Every color on the color wheel has a compliment, or color opposite. To find the color opposite of any color, simply find the color directly across from it. Common complimentary pairs include red and green, blue and orange, and purple and yellow. These color schemes tend to be extremely vibrant and bold, so they should be wielded carefully.
Warm and Cool
Warm and cool color schemes represent two halves of the color wheel. Warm colors such as red, orange, and yellow, tend to feel "hot" like fire. Cool colors such as green, blue, and purple, feel "cold" like ice.
Hue, Saturation, and Lightness
While color is the use of hue in an image, again, this is the truth, but it isn’t the whole truth. In addition to hue, there’s also saturation and lightness. Together, they form HSL, which is a common representation of the RGB color space. HSL, along with several other representations, were developed in the 1970s for use in computer graphics. Today, HSL drives color pickers and many other graphics related tasks. The HSL representation is visualized as a cylinder.

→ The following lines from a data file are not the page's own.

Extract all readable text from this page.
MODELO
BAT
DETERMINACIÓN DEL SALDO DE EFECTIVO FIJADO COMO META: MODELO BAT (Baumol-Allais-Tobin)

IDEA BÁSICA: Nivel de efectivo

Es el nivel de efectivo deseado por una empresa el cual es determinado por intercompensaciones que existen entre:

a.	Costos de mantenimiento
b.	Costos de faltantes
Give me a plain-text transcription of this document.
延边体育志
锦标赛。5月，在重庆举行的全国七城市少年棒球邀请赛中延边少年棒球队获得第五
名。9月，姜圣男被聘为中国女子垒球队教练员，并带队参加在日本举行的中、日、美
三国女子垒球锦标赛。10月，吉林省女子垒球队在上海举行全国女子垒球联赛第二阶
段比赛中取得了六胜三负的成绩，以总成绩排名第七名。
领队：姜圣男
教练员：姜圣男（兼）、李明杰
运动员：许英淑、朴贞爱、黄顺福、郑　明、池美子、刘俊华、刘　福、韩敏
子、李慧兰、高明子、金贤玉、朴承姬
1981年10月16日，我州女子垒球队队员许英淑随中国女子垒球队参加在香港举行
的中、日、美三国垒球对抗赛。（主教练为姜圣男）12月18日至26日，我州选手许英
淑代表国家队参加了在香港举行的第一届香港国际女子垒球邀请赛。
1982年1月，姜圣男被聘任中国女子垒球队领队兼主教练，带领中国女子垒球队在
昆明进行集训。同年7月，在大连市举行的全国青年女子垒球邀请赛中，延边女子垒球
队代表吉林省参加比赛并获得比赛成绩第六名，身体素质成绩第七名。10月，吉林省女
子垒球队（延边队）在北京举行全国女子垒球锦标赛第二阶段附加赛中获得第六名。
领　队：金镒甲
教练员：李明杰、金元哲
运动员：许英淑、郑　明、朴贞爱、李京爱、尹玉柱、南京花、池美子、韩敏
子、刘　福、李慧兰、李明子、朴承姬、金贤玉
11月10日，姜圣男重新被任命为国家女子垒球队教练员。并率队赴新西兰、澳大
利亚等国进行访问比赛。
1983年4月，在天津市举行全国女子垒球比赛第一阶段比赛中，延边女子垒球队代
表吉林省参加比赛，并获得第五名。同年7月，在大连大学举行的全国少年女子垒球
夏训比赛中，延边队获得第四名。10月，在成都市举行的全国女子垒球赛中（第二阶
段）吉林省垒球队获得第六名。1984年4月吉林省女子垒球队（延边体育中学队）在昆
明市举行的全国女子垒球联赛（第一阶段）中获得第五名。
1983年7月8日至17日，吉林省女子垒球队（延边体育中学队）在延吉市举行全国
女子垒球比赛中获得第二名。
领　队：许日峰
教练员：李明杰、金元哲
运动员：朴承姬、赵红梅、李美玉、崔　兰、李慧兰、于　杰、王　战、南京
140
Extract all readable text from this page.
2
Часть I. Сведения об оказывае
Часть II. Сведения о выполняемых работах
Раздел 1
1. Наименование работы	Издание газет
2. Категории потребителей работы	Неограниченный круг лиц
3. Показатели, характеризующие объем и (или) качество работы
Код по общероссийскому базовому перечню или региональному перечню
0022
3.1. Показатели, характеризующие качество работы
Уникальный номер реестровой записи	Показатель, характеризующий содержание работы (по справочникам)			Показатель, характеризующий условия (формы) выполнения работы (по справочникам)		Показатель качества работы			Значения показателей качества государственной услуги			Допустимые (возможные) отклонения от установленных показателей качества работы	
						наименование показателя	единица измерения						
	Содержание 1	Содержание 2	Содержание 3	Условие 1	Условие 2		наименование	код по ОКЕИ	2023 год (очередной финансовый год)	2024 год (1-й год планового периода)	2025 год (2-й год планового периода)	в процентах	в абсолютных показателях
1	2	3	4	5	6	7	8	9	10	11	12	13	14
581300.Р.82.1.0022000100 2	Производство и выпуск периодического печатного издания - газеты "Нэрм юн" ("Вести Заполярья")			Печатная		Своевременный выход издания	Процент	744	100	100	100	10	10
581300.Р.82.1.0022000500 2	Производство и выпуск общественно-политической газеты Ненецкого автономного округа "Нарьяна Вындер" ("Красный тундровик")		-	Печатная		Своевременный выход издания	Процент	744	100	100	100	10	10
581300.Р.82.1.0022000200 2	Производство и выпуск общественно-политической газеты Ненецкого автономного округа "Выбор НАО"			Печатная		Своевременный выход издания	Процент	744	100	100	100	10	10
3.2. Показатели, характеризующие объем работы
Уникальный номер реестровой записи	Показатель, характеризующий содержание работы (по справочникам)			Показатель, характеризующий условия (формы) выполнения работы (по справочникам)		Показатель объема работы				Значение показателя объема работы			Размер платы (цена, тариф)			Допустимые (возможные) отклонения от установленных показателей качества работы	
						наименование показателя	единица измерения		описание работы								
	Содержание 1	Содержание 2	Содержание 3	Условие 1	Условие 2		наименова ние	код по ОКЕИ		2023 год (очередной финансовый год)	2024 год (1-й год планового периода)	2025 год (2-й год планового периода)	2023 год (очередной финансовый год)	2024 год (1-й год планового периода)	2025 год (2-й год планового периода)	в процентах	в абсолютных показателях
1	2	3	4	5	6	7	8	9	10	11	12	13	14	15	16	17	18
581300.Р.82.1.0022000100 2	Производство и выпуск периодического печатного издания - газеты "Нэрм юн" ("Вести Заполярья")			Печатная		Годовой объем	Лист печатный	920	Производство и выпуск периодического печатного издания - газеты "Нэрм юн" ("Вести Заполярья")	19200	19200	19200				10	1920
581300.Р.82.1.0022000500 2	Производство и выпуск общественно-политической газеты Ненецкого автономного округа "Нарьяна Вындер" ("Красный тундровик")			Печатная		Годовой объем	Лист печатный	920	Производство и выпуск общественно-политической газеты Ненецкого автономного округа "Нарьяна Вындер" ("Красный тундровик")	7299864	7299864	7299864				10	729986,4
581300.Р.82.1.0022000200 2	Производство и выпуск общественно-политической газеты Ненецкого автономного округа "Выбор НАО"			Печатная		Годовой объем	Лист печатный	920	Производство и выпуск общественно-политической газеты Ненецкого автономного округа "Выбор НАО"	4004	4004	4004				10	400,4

Hue itself is difficult to define outside of wavelengths of light energy, but at best, hue might be described as a visual sensation that corresponds to one of the named colors. In essence, hue is pure color, and in the HSL model it is represented by the radius of the cylinder. Each degree is a different hue, separate from saturation and lightness.
Saturation is much less straightforward than hue or even lightness and, mathematically, most color models are only capable of making rough approximations of saturation. For our purposes, there’s no practical need to delve into the technical complexities, so we’ll commit the color-science-sin of defining saturation in the same way that the HSL model defines what is called chroma. Basically, saturation is the brilliance or intensity of a color. In the HSL cylinder, the central core is completely desaturated, while the outer edges are at full saturation.
Lightness (sometimes referred to as value or lightness) can be thought of as the amount of white or black present in a color. The bottom of the cylinder is completely black, and the top is completely white. In between, white and black are added to the slices of color. In the exact center of an HSL volume, the color is completely desaturated and perfectly between black and white, producing a middle grey. In a similar representation known as HSV, lightness is replaced with value, which we covered in a previous chapter. The bottom of an HSV cylinder is black and the top is pure color, or the absence of black, rather than having white added. In an HSV cylinder, the center of the very top “slice” is the only place where pure white is present. It should also be noted here that HSL and HSV have different goals as color models, and one isn’t necessarily superior to the other.